A bandwidth of 740MB/s should be fine for a mobile system; in general GPU bandwidth measurements under 3GB/s should be fine even on an entry-level device. The other thing you can check are the stall counters which the Midgard GPUs expose in addition to the bandwidth counters. Reviewing stalls as a percentage of GPU Active cycles is a good indicator of the memory system struggling. For normal content I'd expect to see stalls < 5% of the GPU Active cycles, although it is worth noting that stalls can happen for a number of reasons, not just high load (e.g. GPU clocked faster than the bus, so the GPU cannot use the bus every clock cycle).HTH, Pete
Cheers Pete!Sadly, the GPU Active Cycles counter has no data, i.e. always 0, in this device (Samsung J330F). I do get some stall related counters (image below) but I'm not sure if I can use them against anything else. This was measured over 1s btw.

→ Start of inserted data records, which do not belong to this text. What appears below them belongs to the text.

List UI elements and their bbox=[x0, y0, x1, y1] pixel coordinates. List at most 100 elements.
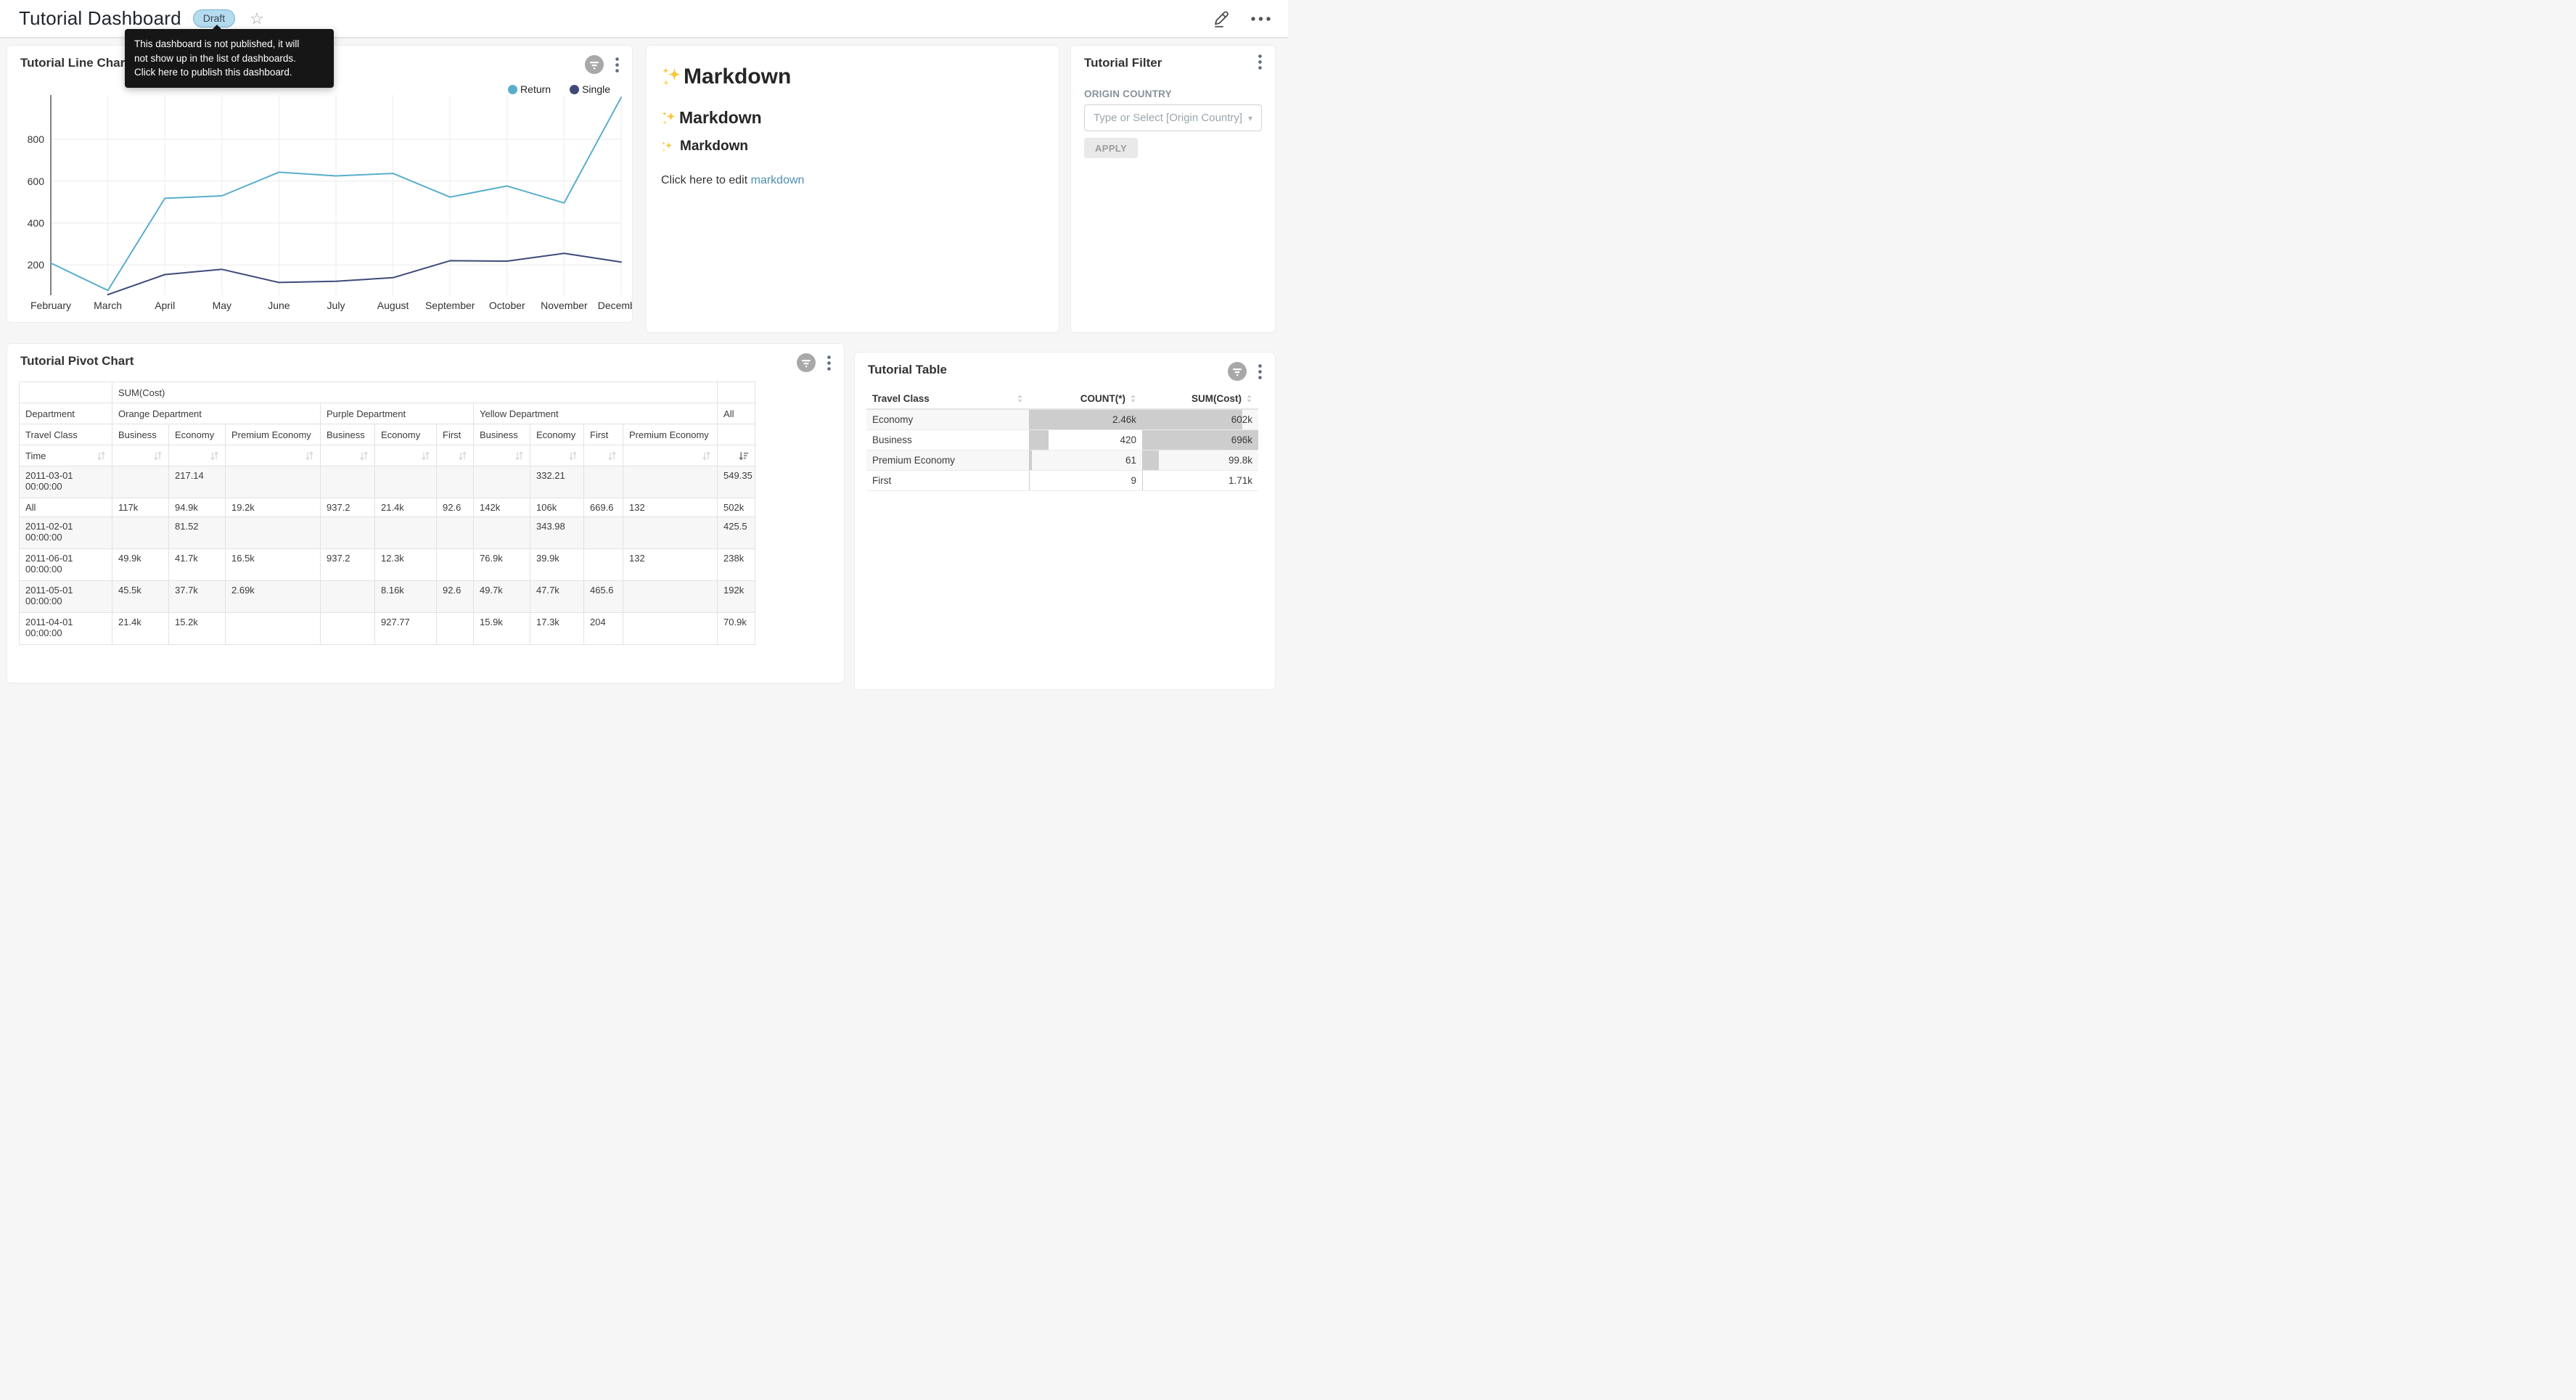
sort-icon[interactable] bbox=[210, 451, 219, 461]
value-bar bbox=[1029, 430, 1049, 450]
legend-item-single[interactable]: Single bbox=[570, 83, 610, 95]
pivot-cell bbox=[623, 613, 718, 645]
table-row: Premium Economy6199.8k bbox=[866, 450, 1258, 470]
pivot-sort-cell bbox=[530, 445, 584, 466]
tooltip-line: Click here to publish this dashboard. bbox=[134, 65, 324, 80]
pivot-cell bbox=[623, 466, 718, 498]
y-axis-label: 800 bbox=[28, 133, 45, 145]
sparkles-icon bbox=[661, 110, 677, 126]
pivot-cell bbox=[474, 517, 530, 549]
apply-button[interactable]: APPLY bbox=[1084, 138, 1138, 158]
sort-icon[interactable] bbox=[607, 451, 617, 461]
pivot-cell: 465.6 bbox=[584, 581, 623, 613]
sort-icon[interactable] bbox=[568, 451, 578, 461]
sort-icon[interactable] bbox=[97, 451, 106, 461]
pivot-cell bbox=[623, 581, 718, 613]
sort-icon[interactable] bbox=[702, 451, 711, 461]
markdown-edit-link[interactable]: markdown bbox=[751, 174, 805, 186]
column-header-travel-class[interactable]: Travel Class bbox=[866, 389, 1029, 409]
pivot-cell: 502k bbox=[718, 498, 755, 517]
x-axis-label: July bbox=[327, 300, 345, 311]
pivot-cell bbox=[437, 613, 474, 645]
pivot-cell bbox=[321, 581, 375, 613]
pivot-cell bbox=[437, 466, 474, 498]
pivot-header-cell: Business bbox=[474, 424, 530, 445]
kebab-menu-icon[interactable] bbox=[1258, 54, 1262, 70]
cell-travel-class: First bbox=[866, 470, 1029, 490]
sparkles-icon bbox=[661, 66, 683, 88]
edit-pencil-icon[interactable] bbox=[1213, 9, 1231, 28]
sort-icon[interactable] bbox=[514, 451, 524, 461]
pivot-cell: 94.9k bbox=[169, 498, 226, 517]
pivot-cell: 343.98 bbox=[530, 517, 584, 549]
table-row: Economy2.46k602k bbox=[866, 409, 1258, 429]
filter-indicator-icon[interactable] bbox=[796, 353, 816, 373]
pivot-row: 2011-02-0100:00:0081.52343.98425.5 bbox=[20, 517, 755, 549]
pivot-cell: 70.9k bbox=[718, 613, 755, 645]
y-axis-label: 600 bbox=[28, 176, 45, 187]
column-header-sum-cost[interactable]: SUM(Cost) bbox=[1142, 389, 1258, 409]
sort-caret-icon[interactable] bbox=[1017, 394, 1023, 403]
pivot-cell: 669.6 bbox=[584, 498, 623, 517]
panel-title: Tutorial Filter bbox=[1084, 56, 1162, 70]
value-bar bbox=[1029, 471, 1030, 490]
value-bar bbox=[1142, 410, 1242, 429]
markdown-h1-text: Markdown bbox=[684, 65, 791, 89]
sort-icon[interactable] bbox=[421, 451, 430, 461]
ellipsis-icon[interactable] bbox=[1251, 17, 1271, 21]
kebab-menu-icon[interactable] bbox=[827, 355, 831, 371]
markdown-paragraph: Click here to edit markdown bbox=[661, 174, 1044, 187]
pivot-cell: 132 bbox=[623, 498, 718, 517]
pivot-metric-header: SUM(Cost) bbox=[112, 382, 718, 403]
chevron-down-icon: ▾ bbox=[1244, 113, 1252, 123]
pivot-cell: 37.7k bbox=[169, 581, 226, 613]
pivot-sort-cell bbox=[169, 445, 226, 466]
pivot-cell: 15.9k bbox=[474, 613, 530, 645]
table-row: Business420696k bbox=[866, 429, 1258, 450]
sort-desc-icon[interactable] bbox=[738, 451, 749, 461]
chart-legend: Return Single bbox=[508, 83, 610, 95]
sort-icon[interactable] bbox=[359, 451, 369, 461]
kebab-menu-icon[interactable] bbox=[1258, 364, 1262, 379]
origin-country-select[interactable]: Type or Select [Origin Country] ▾ bbox=[1084, 104, 1262, 131]
pivot-row-label: 2011-04-0100:00:00 bbox=[20, 613, 112, 645]
pivot-sort-cell bbox=[718, 445, 755, 466]
pivot-cell: 92.6 bbox=[437, 498, 474, 517]
sort-caret-icon[interactable] bbox=[1246, 394, 1252, 403]
pivot-row: 2011-03-0100:00:00217.14332.21549.35 bbox=[20, 466, 755, 498]
cell-travel-class: Business bbox=[866, 429, 1029, 450]
pivot-sort-cell bbox=[623, 445, 718, 466]
cell-count: 2.46k bbox=[1029, 409, 1142, 429]
sparkles-icon bbox=[661, 141, 673, 153]
filter-indicator-icon[interactable] bbox=[1227, 361, 1247, 382]
pivot-cell: 15.2k bbox=[169, 613, 226, 645]
legend-item-return[interactable]: Return bbox=[508, 83, 551, 95]
pivot-cell: 117k bbox=[112, 498, 169, 517]
pivot-sort-cell bbox=[474, 445, 530, 466]
pivot-cell bbox=[112, 466, 169, 498]
sort-caret-icon[interactable] bbox=[1130, 394, 1136, 403]
panel-markdown: Markdown Markdown Markdown Click here to… bbox=[646, 45, 1059, 333]
sort-icon[interactable] bbox=[305, 451, 314, 461]
pivot-cell: 937.2 bbox=[321, 549, 375, 581]
panel-title: Tutorial Table bbox=[868, 363, 947, 377]
x-axis-label: October bbox=[489, 300, 525, 311]
pivot-row-label: 2011-05-0100:00:00 bbox=[20, 581, 112, 613]
pivot-header-cell: Business bbox=[112, 424, 169, 445]
panel-title: Tutorial Pivot Chart bbox=[20, 354, 134, 368]
sort-icon[interactable] bbox=[458, 451, 467, 461]
column-header-count[interactable]: COUNT(*) bbox=[1029, 389, 1142, 409]
pivot-row-label: 2011-03-0100:00:00 bbox=[20, 466, 112, 498]
pivot-cell: 204 bbox=[584, 613, 623, 645]
series-line-single bbox=[108, 253, 621, 295]
pivot-cell bbox=[321, 613, 375, 645]
pivot-row: 2011-05-0100:00:0045.5k37.7k2.69k8.16k92… bbox=[20, 581, 755, 613]
pivot-header-cell: Premium Economy bbox=[623, 424, 718, 445]
pivot-cell: 41.7k bbox=[169, 549, 226, 581]
star-icon[interactable]: ☆ bbox=[250, 11, 264, 27]
pivot-cell: 2.69k bbox=[226, 581, 321, 613]
pivot-cell bbox=[623, 517, 718, 549]
pivot-table: SUM(Cost)DepartmentOrange DepartmentPurp… bbox=[19, 382, 755, 645]
sort-icon[interactable] bbox=[153, 451, 163, 461]
pivot-cell: 39.9k bbox=[530, 549, 584, 581]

A proxy stall rate, in the absence of GPU Active might be (e.g.):
($MaliL2CacheExtReadsExternalBusStallsAR / max($MaliJobManagerCyclesJS0Cycles, $MaliJobManagerCyclesJS1Cycles)) * 100
2.6M stalls over 1 second doesn't look like a problem though - assuming the GPU is 500MHz, that's < 1% stall rate - so it looks happy.
Cheers, Pete
Cheers Pete! Sadly, all the JobManager counters are also missing :/ for this particular device, but it sounds like it's unlikely to be a problem.